Maybe I should restate it as, why would one want to reach nirvana?
 
#5
why would one want to reach nirvana?
Because they were a kick-ass band?

Okay, I'll "behave" (well mostly). I think karma as commonly viewed is a misconception. Among other flaws it rests on the concept of linear. But from within the concept - I'd say the answer is much like most people don't want to spend their entire incarnation in college - even if they have a blast while attending. Oh . .wait . you stated for the knowledgeable people . .whoops sorry for butting in.
 
#6
My understanding was that any karma (good or bad) still keeps you in the karmic cycle, you need no karma to break out.

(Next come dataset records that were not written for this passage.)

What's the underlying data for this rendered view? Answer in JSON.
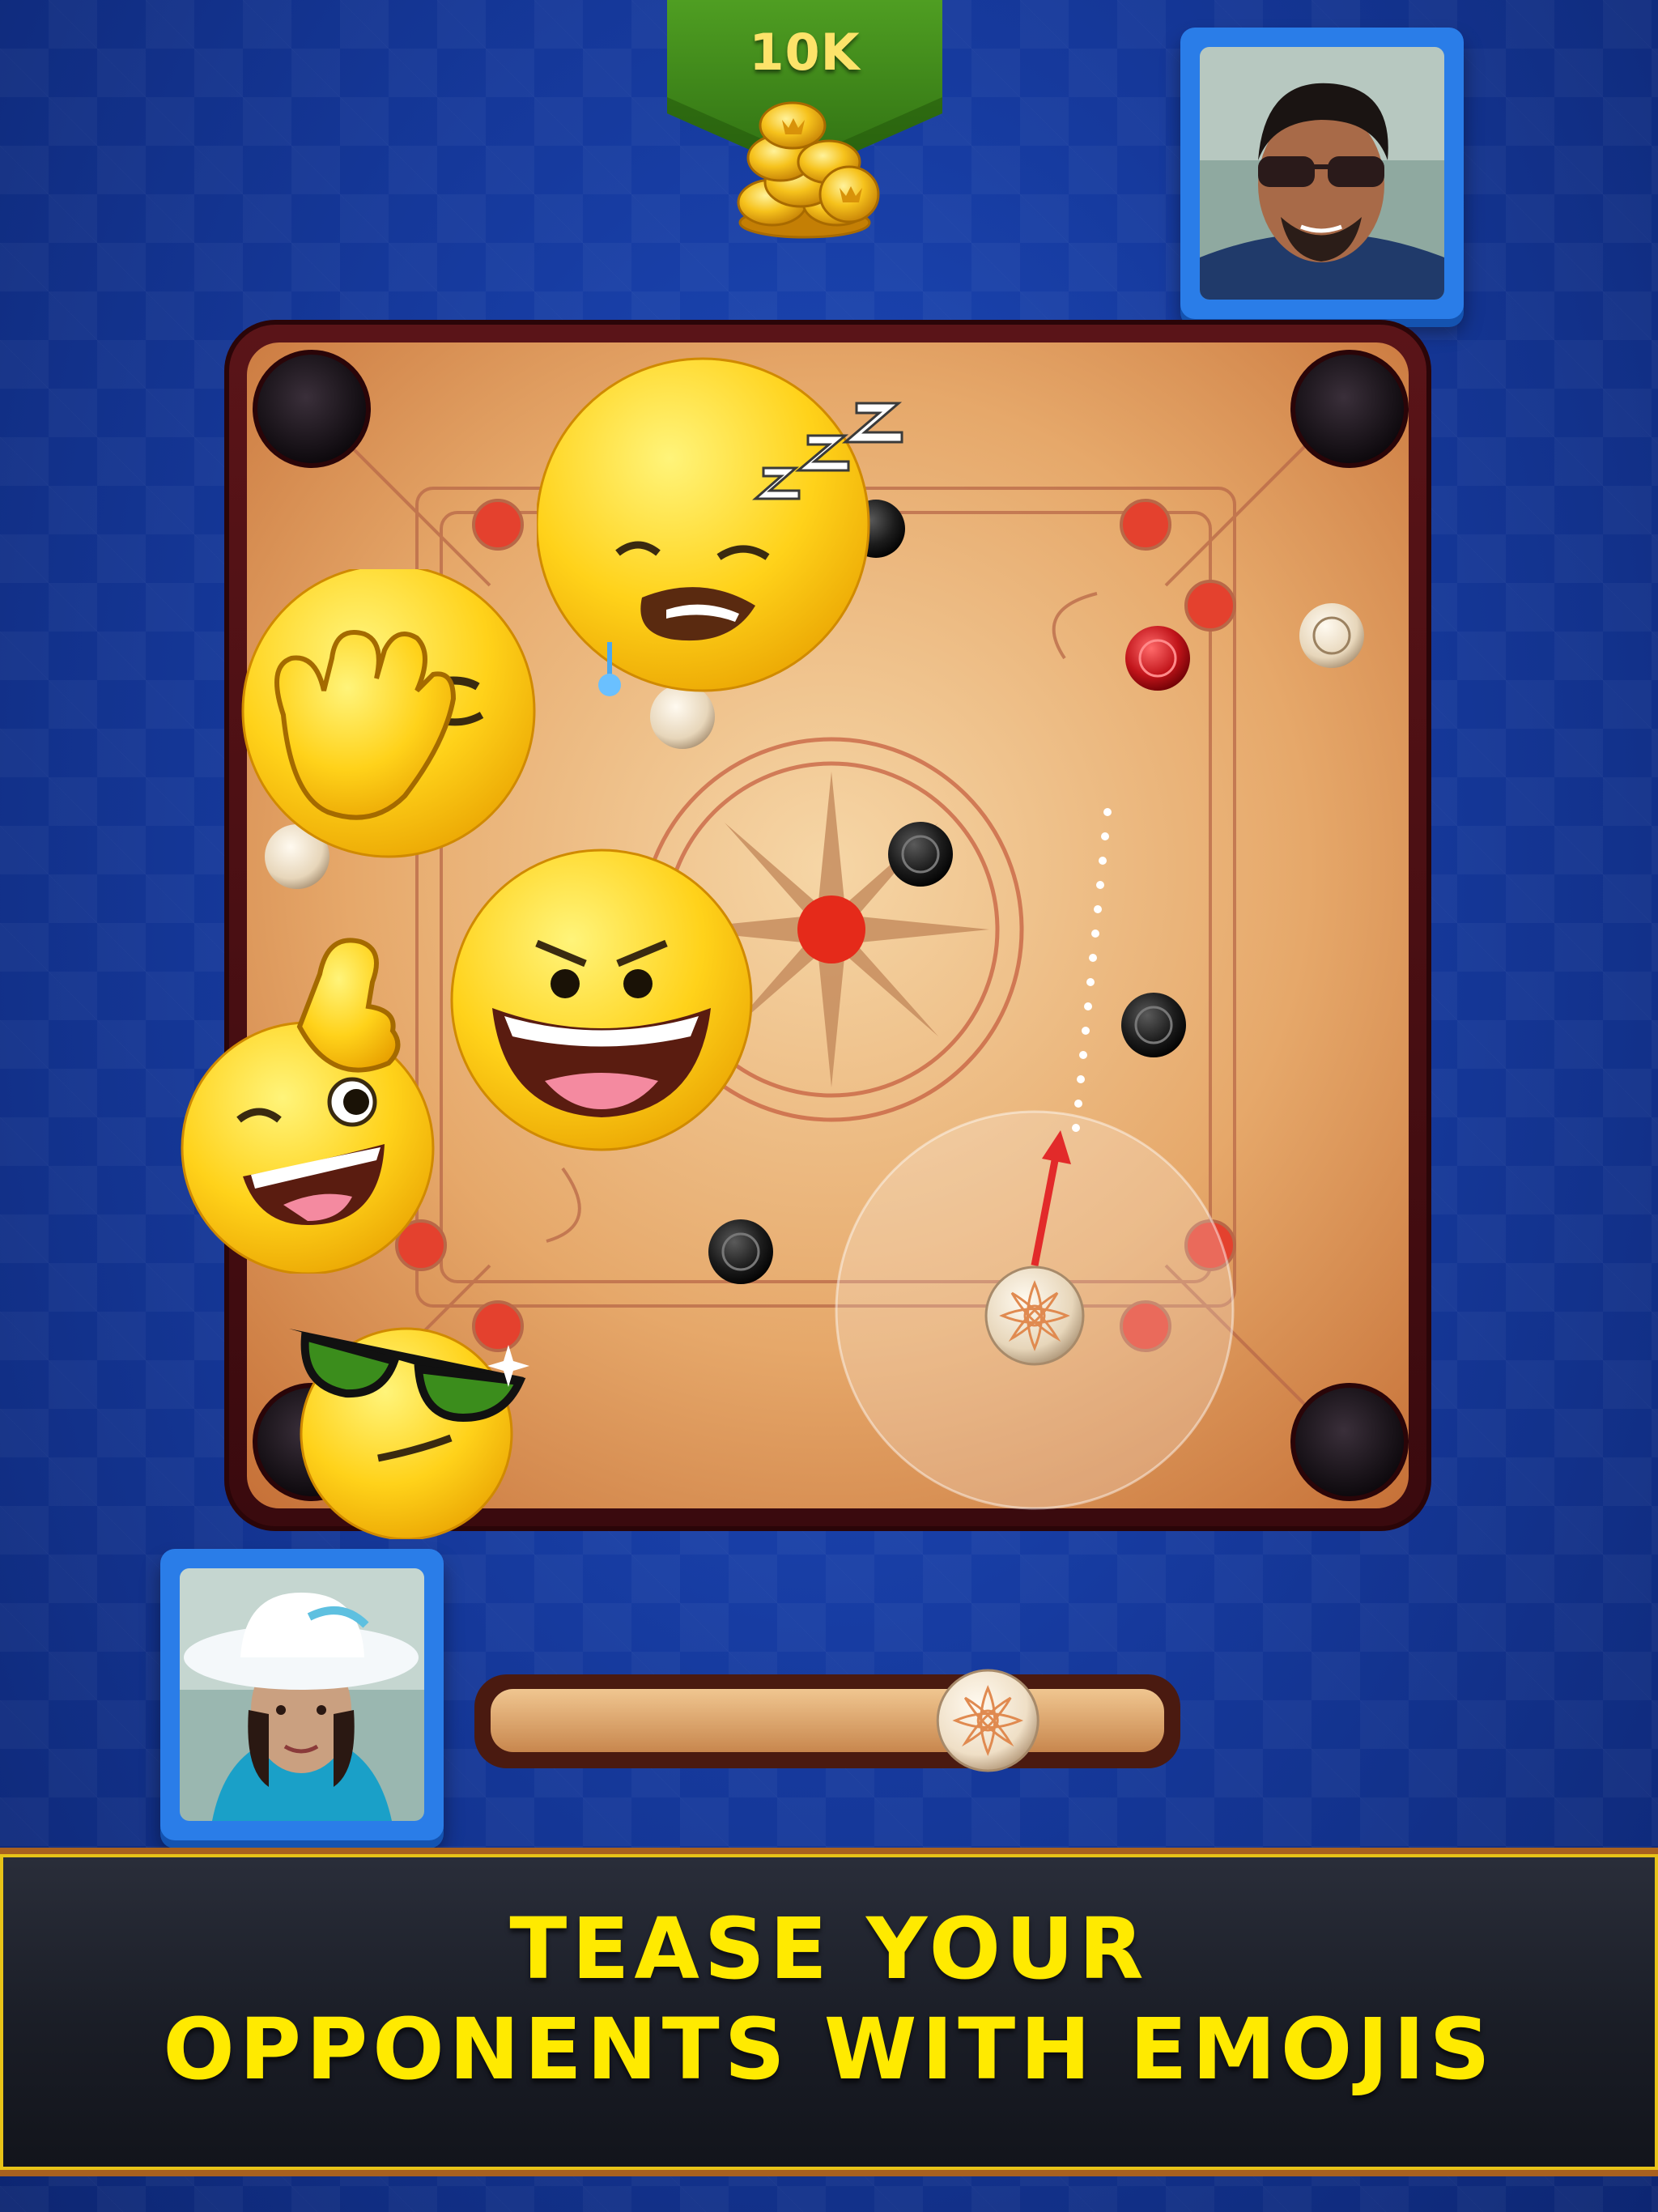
{
  "coins": {
    "amount_label": "10K",
    "icon": "gold-coins-icon",
    "banner_color": "#3f8f1a"
  },
  "players": {
    "opponent": {
      "avatar": "opponent-avatar",
      "frame_color": "#2a7de8"
    },
    "self": {
      "avatar": "player-avatar",
      "frame_color": "#2a7de8"
    }
  },
  "board": {
    "pieces": [
      "black",
      "white",
      "queen-red"
    ],
    "emojis": [
      "sleeping-emoji",
      "facepalm-emoji",
      "laughing-emoji",
      "thumbs-up-wink-emoji",
      "cool-sunglasses-emoji"
    ]
  },
  "striker_slider": {
    "position_fraction": 0.78
  },
  "footer": {
    "line1": "TEASE YOUR",
    "line2": "OPPONENTS WITH EMOJIS",
    "text_color": "#ffea00"
  }
}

Maybe I should restate it as, why would one want to reach nirvana?
I don't really subscribe to that view but the belief was that you didn't have to reincarnate any more. Life was pretty tough in those days a lot of people would rather skip the whole thing if possible. But what we hear from NDErs and spirits communicating through evidential mediums is that you incarnate a handful of times and then move on beyond the earth school. Those sources don't mention breaking the karmic cycle, except the occasional mention of having to experience something in a future life that you might have done to someone else in a previous life, but that is the exception rather than the rule.
 
#7
My understanding was that any karma (good or bad) still keeps you in the karmic cycle, you need no karma to break out.

Maybe I should restate it as, why would one want to reach nirvana?
At one time I tried to make sense of such things as though there was a set of rules. It even made sense to me. Nowadays I find it making less and less sense. It comes across as no more meaningful than the Christian theology I was brought up with. Maybe all such ideas are merely approximations.